Matthew 2

Jesus “was born in Bethlehem” in fulfillment of Micah 5:2 and in accord with the signs in the heavens. Men from the east who were keen observers of the normal patterns of astronomy saw something that was remarkable enough to send them on the long trip to Jerusalem to inquire about an important birth. They may have had access to the prophecy of Balaam in Numbers 24:17 which announced many centuries earlier: “I see Him, but not now; I behold Him, but not near: a star shall come out of Jacob, and a scepter shall rise out of Israel.”
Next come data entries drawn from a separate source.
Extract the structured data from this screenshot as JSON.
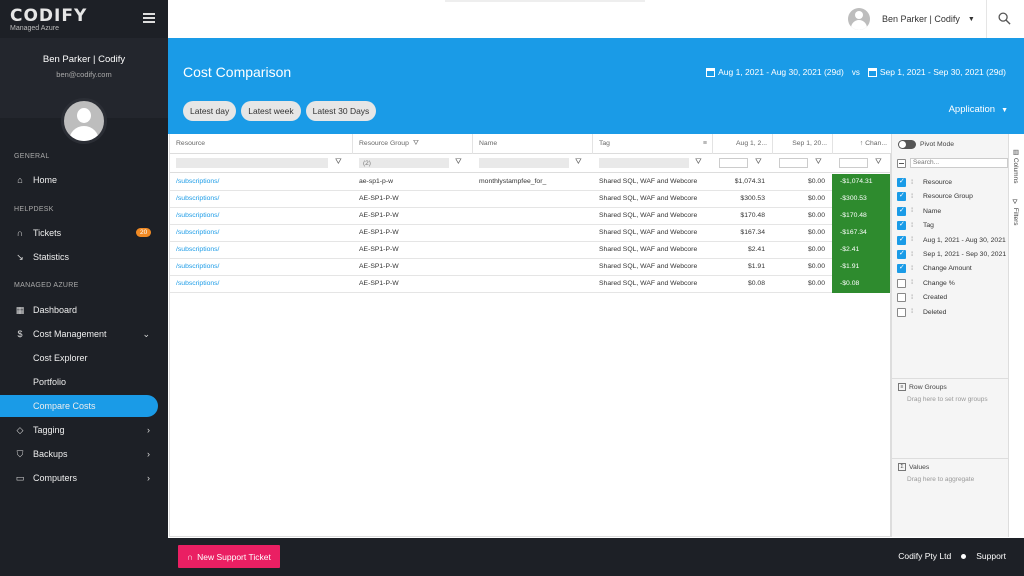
{
  "brand": {
    "logo": "CODIFY",
    "subtitle": "Managed Azure"
  },
  "user": {
    "name": "Ben Parker | Codify",
    "email": "ben@codify.com",
    "top_name": "Ben Parker | Codify"
  },
  "nav": {
    "general_label": "GENERAL",
    "helpdesk_label": "HELPDESK",
    "managed_label": "MANAGED AZURE",
    "home": "Home",
    "tickets": "Tickets",
    "tickets_badge": "20",
    "statistics": "Statistics",
    "dashboard": "Dashboard",
    "cost_management": "Cost Management",
    "cost_explorer": "Cost Explorer",
    "portfolio": "Portfolio",
    "compare_costs": "Compare Costs",
    "tagging": "Tagging",
    "backups": "Backups",
    "computers": "Computers"
  },
  "hero": {
    "title": "Cost Comparison",
    "range_a": "Aug 1, 2021 - Aug 30, 2021 (29d)",
    "vs": "vs",
    "range_b": "Sep 1, 2021 - Sep 30, 2021 (29d)",
    "pills": [
      "Latest day",
      "Latest week",
      "Latest 30 Days"
    ],
    "group_select": "Application"
  },
  "grid": {
    "headers": [
      "Resource",
      "Resource Group",
      "Name",
      "Tag",
      "Aug 1, 2...",
      "Sep 1, 20...",
      "Chan..."
    ],
    "filter_rg_value": "(2)",
    "rows": [
      [
        "/subscriptions/",
        "ae-sp1-p-w",
        "monthlystampfee_for_",
        "Shared SQL, WAF and Webcore",
        "$1,074.31",
        "$0.00",
        "-$1,074.31"
      ],
      [
        "/subscriptions/",
        "AE-SP1-P-W",
        "",
        "Shared SQL, WAF and Webcore",
        "$300.53",
        "$0.00",
        "-$300.53"
      ],
      [
        "/subscriptions/",
        "AE-SP1-P-W",
        "",
        "Shared SQL, WAF and Webcore",
        "$170.48",
        "$0.00",
        "-$170.48"
      ],
      [
        "/subscriptions/",
        "AE-SP1-P-W",
        "",
        "Shared SQL, WAF and Webcore",
        "$167.34",
        "$0.00",
        "-$167.34"
      ],
      [
        "/subscriptions/",
        "AE-SP1-P-W",
        "",
        "Shared SQL, WAF and Webcore",
        "$2.41",
        "$0.00",
        "-$2.41"
      ],
      [
        "/subscriptions/",
        "AE-SP1-P-W",
        "",
        "Shared SQL, WAF and Webcore",
        "$1.91",
        "$0.00",
        "-$1.91"
      ],
      [
        "/subscriptions/",
        "AE-SP1-P-W",
        "",
        "Shared SQL, WAF and Webcore",
        "$0.08",
        "$0.00",
        "-$0.08"
      ]
    ]
  },
  "panel": {
    "pivot_mode": "Pivot Mode",
    "search_placeholder": "Search...",
    "columns": [
      {
        "label": "Resource",
        "checked": true
      },
      {
        "label": "Resource Group",
        "checked": true
      },
      {
        "label": "Name",
        "checked": true
      },
      {
        "label": "Tag",
        "checked": true
      },
      {
        "label": "Aug 1, 2021 - Aug 30, 2021",
        "checked": true
      },
      {
        "label": "Sep 1, 2021 - Sep 30, 2021",
        "checked": true
      },
      {
        "label": "Change Amount",
        "checked": true
      },
      {
        "label": "Change %",
        "checked": false
      },
      {
        "label": "Created",
        "checked": false
      },
      {
        "label": "Deleted",
        "checked": false
      }
    ],
    "row_groups_title": "Row Groups",
    "row_groups_hint": "Drag here to set row groups",
    "values_title": "Values",
    "values_hint": "Drag here to aggregate",
    "tab_columns": "Columns",
    "tab_filters": "Filters"
  },
  "footer": {
    "support_button": "New Support Ticket",
    "company": "Codify Pty Ltd",
    "support_link": "Support"
  },
  "colors": {
    "accent": "#1a9be7",
    "sidebar": "#1d2026",
    "change_negative": "#2e8b2e",
    "support_button": "#ea1f63",
    "badge": "#f08a24"
  }
}
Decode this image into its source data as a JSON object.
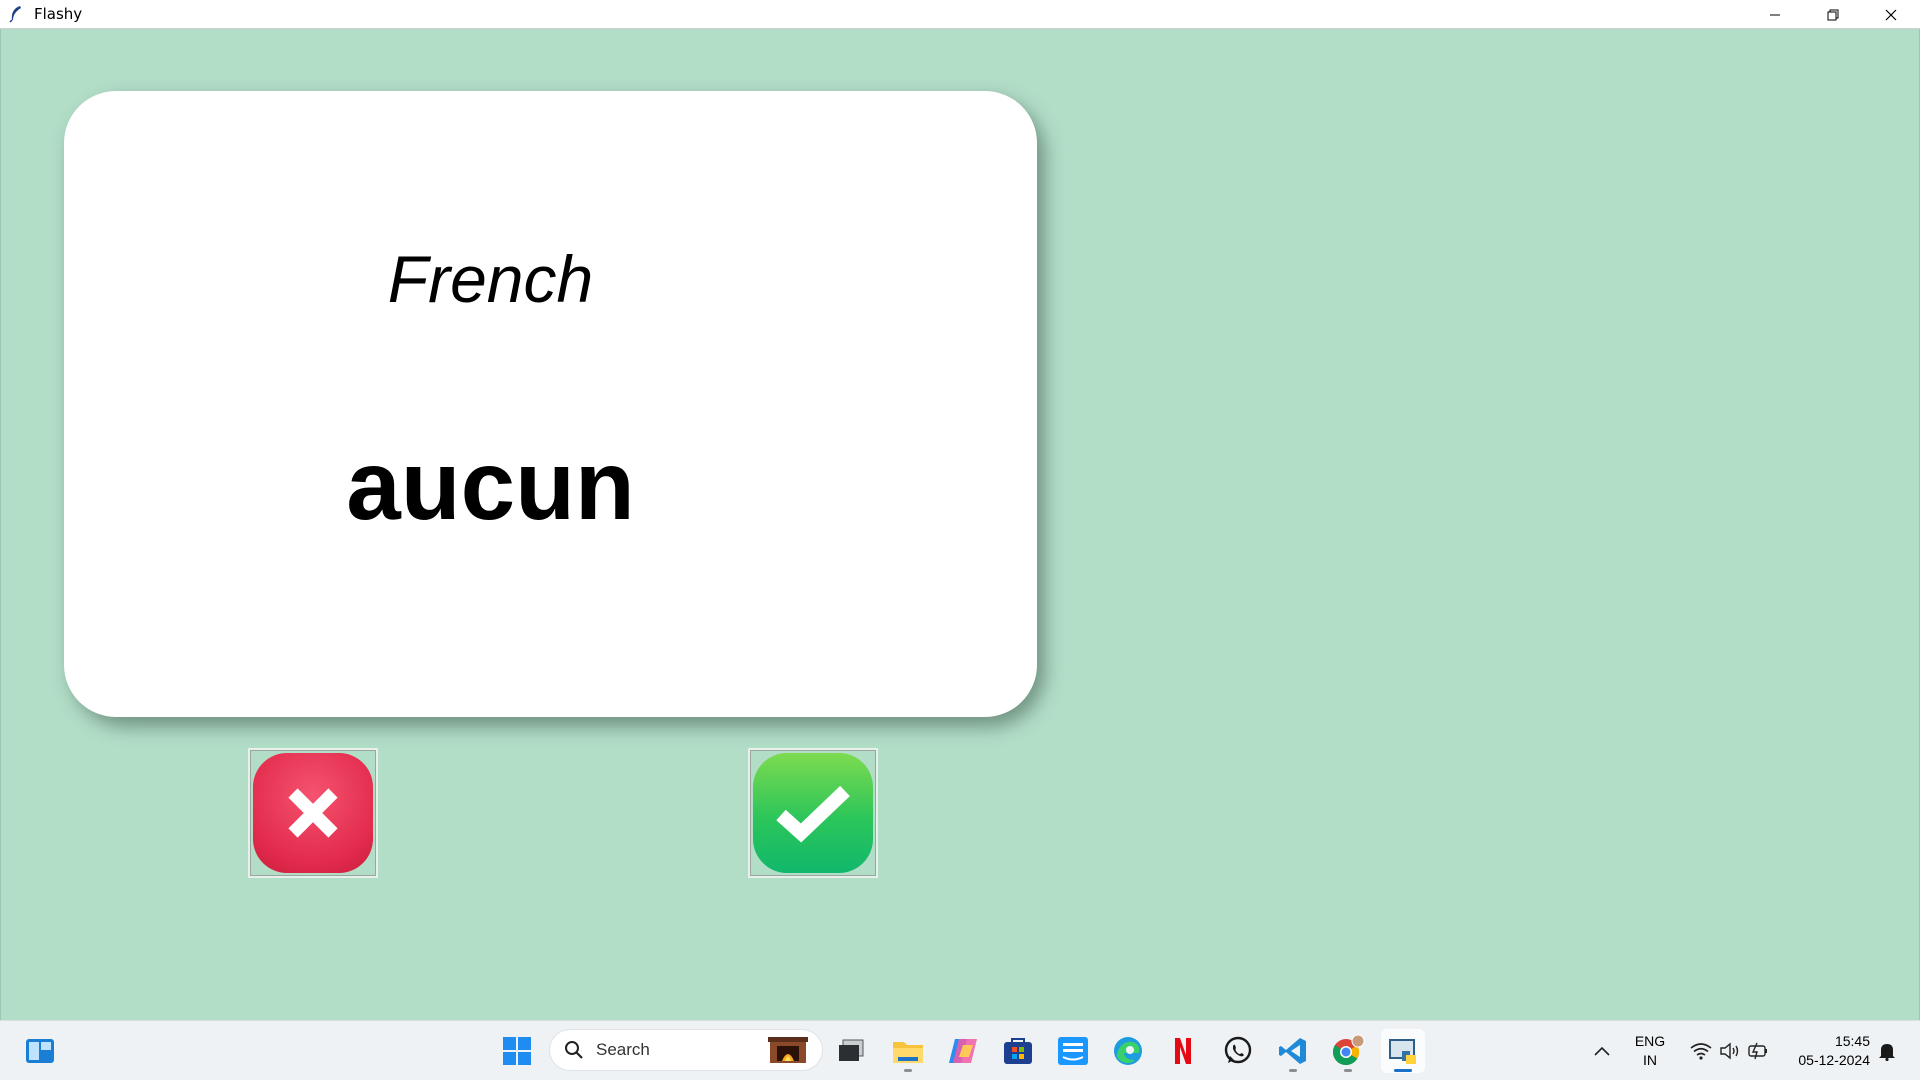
{
  "window": {
    "title": "Flashy"
  },
  "card": {
    "language": "French",
    "word": "aucun"
  },
  "buttons": {
    "wrong": "wrong-button",
    "right": "right-button"
  },
  "taskbar": {
    "search_placeholder": "Search",
    "language": "ENG",
    "region": "IN",
    "time": "15:45",
    "date": "05-12-2024"
  },
  "colors": {
    "background": "#b2ddc7",
    "card": "#ffffff",
    "wrong": "#e22a4c",
    "right": "#2bc55a"
  }
}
King Herod did not share their enthusiasm regarding the coming of a divine ruler, although he feigned approval saying, “Go and search diligently for the child, and when you have found Him, bring me word, that I too may come and worship Him.” The religious authorities directed the visitors to Bethlehem, where the foreign travelers “rejoiced exceedingly with great joy” when they found Jesus. “Being warned in a dream not to return to Herod, they departed to their own country by another way.”
God used angels to direct Joseph for the protection of “the child and His mother” by first sending the family to Egypt and then leading them out of that same country after “the death of Herod.” This was in fulfillment of Hosea 11:1, which originally referred to the whole nation being rescued out of Egypt. Now the toddler who would be King of the Jews was brought out of that nation of ancient bondage and taken back to the Promised Land. “Out of Egypt I called My Son.”
In the meantime Herod had murdered all the boys in the region around Bethlehem who were “two years old or under.” The sorrow of the grieving mothers was in accord with Jeremiah 31:15. Though the original passage had been about the loss of older sons who were soldiers, the power of God to raise the dead was the same in both cases. According to the next verse in Jeremiah, “They shall come back from the land of the enemy,” though their mothers had been wailing because their children “were no more.” Only Yahweh could bring hope to those in such great distress, because only God could conquer death and bring people back life.
Joseph, Mary, and Jesus settled in Nazareth, a town in Galilee that was not considered a location of high esteem (John 1:45). As the prophets had predicted so long ago, the chosen Servant of the Lord would be “despised and rejected by men” (Isaiah 53:3). Nonetheless, the words of Isaiah 9:1 had signaled that Galilee, a place that had been the object of “contempt” in former days, would eventually be the part of Canaan where rays of heavenly glory would first shine. “In the latter time He has made glorious the way of the sea, the land beyond the Jordan, Galilee of the nations.”
Prayer from A Book of Prayers

Father, why have men hated Your Son even before He was known by them? What kind of spirit causes a Herod to pretend to be a worshiper of the one that he seeks to destroy? Jesus was the hope of even Gentiles who were seeking the coming of the Holy One as they looked to the skies. You have protected Your Son from powerful and evil men who hated His coming, yet He was born to die according to Your own plan of salvation. Grant us more life in Christ even now, for though He died, He lives forever.